NRDC describes the criteria for evaluating state policies to reduce emissions from that transportation sector as follows:
“This analysis evaluates each state based on 17 policy and spending criteria that have been compared by expert analysis to achieve transportation sector greenhouse gas reductions. States can also implement these criteria independent of local or federal action and each criterion has successfully been adopted in one or more states. The selected evaluation criteria fall into three categories:

  • Infrastructure Policies — These are policies that result in specific changes to transportation infrastructure projects and associated land use patterns, or that change the way people use infrastructure through pricing and other incentives. This category evaluates a state’s overall policy framework, including how it uses innovative policy tools to improve transportation system efficiency while reducing its climate impact.
  • Investments Decisions — This category of evaluation criteria tests the degree to which states support their overall policy intentions with corresponding investment decisions. Do states direct their transportation dollars in ways that support and promote low-carbon transportation? The investment criteria look at such things as whether a state takes advantage of the programmatic flexibility of federal funds, uses state funds to invest in cleaner transportation projects, and maintains its existing assets in a state of good repair. These criteria are used to evaluate the state’s overall performance in implementation and support of lower carbon transportation policies.

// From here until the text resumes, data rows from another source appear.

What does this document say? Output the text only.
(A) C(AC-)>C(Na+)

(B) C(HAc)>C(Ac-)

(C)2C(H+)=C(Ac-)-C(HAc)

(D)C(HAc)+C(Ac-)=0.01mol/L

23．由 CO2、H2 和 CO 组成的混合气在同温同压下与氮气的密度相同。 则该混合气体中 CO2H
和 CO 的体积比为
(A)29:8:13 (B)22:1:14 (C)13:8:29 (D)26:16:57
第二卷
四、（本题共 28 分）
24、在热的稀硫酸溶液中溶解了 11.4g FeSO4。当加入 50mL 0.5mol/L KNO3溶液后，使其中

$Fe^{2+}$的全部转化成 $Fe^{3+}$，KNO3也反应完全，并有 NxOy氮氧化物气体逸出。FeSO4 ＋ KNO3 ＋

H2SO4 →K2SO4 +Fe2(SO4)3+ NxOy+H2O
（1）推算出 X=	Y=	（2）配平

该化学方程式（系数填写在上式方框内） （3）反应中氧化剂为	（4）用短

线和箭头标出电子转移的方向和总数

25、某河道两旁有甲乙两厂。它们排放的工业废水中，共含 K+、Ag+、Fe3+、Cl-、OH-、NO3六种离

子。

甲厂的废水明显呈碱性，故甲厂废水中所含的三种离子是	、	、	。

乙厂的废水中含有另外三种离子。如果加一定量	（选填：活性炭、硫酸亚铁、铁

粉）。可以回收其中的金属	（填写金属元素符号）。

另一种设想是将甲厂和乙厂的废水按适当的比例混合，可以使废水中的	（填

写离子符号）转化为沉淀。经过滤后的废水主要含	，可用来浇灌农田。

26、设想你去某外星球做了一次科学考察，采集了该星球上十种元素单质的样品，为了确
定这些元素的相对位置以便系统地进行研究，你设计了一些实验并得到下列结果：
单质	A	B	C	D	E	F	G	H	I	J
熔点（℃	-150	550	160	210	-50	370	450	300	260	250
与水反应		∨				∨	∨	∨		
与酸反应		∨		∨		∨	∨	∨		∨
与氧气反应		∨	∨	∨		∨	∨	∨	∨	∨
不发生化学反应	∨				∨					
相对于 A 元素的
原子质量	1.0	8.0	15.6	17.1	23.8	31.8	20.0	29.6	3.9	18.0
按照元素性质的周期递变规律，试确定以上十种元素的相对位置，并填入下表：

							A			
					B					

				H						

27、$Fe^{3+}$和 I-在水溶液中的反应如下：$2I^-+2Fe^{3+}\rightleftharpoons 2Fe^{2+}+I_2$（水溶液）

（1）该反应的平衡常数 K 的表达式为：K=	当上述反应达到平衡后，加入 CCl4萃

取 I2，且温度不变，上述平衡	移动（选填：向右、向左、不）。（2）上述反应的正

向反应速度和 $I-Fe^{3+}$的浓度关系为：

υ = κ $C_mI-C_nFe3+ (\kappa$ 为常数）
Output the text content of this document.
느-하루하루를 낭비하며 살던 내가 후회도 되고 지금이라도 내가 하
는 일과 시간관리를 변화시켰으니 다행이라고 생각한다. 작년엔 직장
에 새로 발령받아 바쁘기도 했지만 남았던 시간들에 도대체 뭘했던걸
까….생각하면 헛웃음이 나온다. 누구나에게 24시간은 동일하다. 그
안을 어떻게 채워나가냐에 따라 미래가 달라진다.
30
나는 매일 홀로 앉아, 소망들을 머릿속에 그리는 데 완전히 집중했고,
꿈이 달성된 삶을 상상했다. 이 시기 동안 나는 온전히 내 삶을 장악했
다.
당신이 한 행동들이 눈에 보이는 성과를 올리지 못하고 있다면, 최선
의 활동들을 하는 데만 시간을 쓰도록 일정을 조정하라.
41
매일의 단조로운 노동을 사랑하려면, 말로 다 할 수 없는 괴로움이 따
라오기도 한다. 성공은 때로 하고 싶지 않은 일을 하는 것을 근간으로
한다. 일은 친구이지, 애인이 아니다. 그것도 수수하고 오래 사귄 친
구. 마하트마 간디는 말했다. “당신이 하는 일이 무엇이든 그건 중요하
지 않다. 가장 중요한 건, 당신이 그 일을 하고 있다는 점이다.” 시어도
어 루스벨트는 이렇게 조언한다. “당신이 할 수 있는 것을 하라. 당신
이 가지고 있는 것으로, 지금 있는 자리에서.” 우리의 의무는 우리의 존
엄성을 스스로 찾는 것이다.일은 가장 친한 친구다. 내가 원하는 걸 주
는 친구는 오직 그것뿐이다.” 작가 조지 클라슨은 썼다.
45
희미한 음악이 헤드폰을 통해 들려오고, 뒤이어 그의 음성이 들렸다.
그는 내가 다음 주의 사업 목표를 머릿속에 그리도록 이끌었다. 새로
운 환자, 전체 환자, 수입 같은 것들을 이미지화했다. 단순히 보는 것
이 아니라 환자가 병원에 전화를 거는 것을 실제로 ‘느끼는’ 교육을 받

  • Touchstone Policies — These policies show the depth of a state’s intention to reduce transportation sector emissions. Examples of touchstone policies include establishing a statewide VMT reduction target or adopting stringent carbon emission standards for vehicles. Having these policies on their own may not directly reduce greenhouse gas emissions or affect infrastructure decisions, but they are important indicators of the level of recognition by a state that transportation policies affect greenhouse gas emissions, and the commitment of the state to reducing emissions from transportation.”